Objection 1: It would seem that Christ's death did not conduce in any way to our salvation. For death is a sort of privation, since it is the privation of life. But privation has not any power of activity, because it is nothing positive. Therefore it could not work anything for our salvation.
Objection 2: Further, Christ's Passion wrought our salvation by way of merit. But Christ's death could not operate in this way, because in death the body is separated from the soul, which is the principle of meriting. Consequently, Christ's death did not accomplish anything towards our salvation.
Objection 3: Further, what is corporeal is not the cause of what is spiritual. But Christ's death was corporeal. Therefore it could not be the cause of our salvation, which is something spiritual.
On the contrary, Augustine says (De Trin. iv): |The one death of our Saviour,| namely, that of the body, |saved us from our two deaths,| that is, of the soul and the body.
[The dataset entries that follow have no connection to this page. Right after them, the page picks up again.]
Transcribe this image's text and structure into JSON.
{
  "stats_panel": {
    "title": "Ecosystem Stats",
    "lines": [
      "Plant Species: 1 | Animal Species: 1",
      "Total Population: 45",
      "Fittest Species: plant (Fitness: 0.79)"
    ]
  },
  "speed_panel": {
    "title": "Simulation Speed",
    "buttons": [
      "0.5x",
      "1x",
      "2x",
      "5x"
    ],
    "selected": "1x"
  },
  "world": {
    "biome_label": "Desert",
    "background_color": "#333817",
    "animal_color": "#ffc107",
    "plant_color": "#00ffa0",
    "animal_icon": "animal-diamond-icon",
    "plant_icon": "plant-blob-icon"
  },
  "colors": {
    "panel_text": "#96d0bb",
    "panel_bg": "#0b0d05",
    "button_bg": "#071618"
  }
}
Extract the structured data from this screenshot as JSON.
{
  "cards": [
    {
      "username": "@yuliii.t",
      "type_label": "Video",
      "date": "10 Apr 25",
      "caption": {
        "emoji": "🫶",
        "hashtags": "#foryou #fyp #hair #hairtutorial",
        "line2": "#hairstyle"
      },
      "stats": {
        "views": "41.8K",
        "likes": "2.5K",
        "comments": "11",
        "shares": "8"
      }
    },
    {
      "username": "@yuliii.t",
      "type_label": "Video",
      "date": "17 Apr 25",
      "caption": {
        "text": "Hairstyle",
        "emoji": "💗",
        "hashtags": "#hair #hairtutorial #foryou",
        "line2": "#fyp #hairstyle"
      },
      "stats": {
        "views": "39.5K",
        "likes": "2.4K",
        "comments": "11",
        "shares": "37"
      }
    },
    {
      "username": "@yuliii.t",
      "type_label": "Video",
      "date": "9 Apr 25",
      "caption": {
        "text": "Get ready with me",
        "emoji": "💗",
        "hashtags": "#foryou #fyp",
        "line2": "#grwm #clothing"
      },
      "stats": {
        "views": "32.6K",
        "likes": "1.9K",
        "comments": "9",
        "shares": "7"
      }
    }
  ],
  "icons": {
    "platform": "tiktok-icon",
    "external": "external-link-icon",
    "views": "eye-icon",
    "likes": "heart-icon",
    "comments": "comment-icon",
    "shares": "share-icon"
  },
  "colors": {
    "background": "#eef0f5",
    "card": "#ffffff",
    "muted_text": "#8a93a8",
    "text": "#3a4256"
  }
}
I answer that, We may speak of Christ's death in two ways, |in becoming| and |in fact.| Death is said to be |in becoming| when anyone from natural or enforced suffering is tending towards death: and in this way it is the same thing to speak of Christ's death as of His Passion: so that in this sense Christ's death is the cause of our salvation, according to what has been already said of the Passion (Q). But death is considered in fact, inasmuch as the separation of soul and body has already taken place: and it is in this sense that we are now speaking of Christ's death. In this way Christ's death cannot be the cause of our salvation by way of merit, but only by way of causality, that is to say, inasmuch as the Godhead was not separated from Christ's flesh by death; and therefore, whatever befell Christ's flesh, even when the soul was departed, was conducive to salvation in virtue of the Godhead united. But the effect of any cause is properly estimated according to its resemblance to the cause. Consequently, since death is a kind of privation of one's own life, the effect of Christ's death is considered in relation to the removal of the obstacles to our salvation: and these are the death of the soul and of the body. Hence Christ's death is said to have destroyed in us both the death of the soul, caused by sin, according to Rom.4:25: |He was delivered up [namely unto death] for our sins|: and the death of the body, consisting in the separation of the soul, according to 1 Cor.15:54: |Death is swallowed up in victory.|
Reply to Objection 1: Christ's death wrought our salvation from the power of the Godhead united, and not consisted merely as His death.
Reply to Objection 2: Though Christ's death, considered |in fact| did not effect our salvation by way of merit, yet it did so by way of causality, as stated above.
Reply to Objection 3: Christ's death was indeed corporeal; but the body was the instrument of the Godhead united to Him, working by Its power, although dead.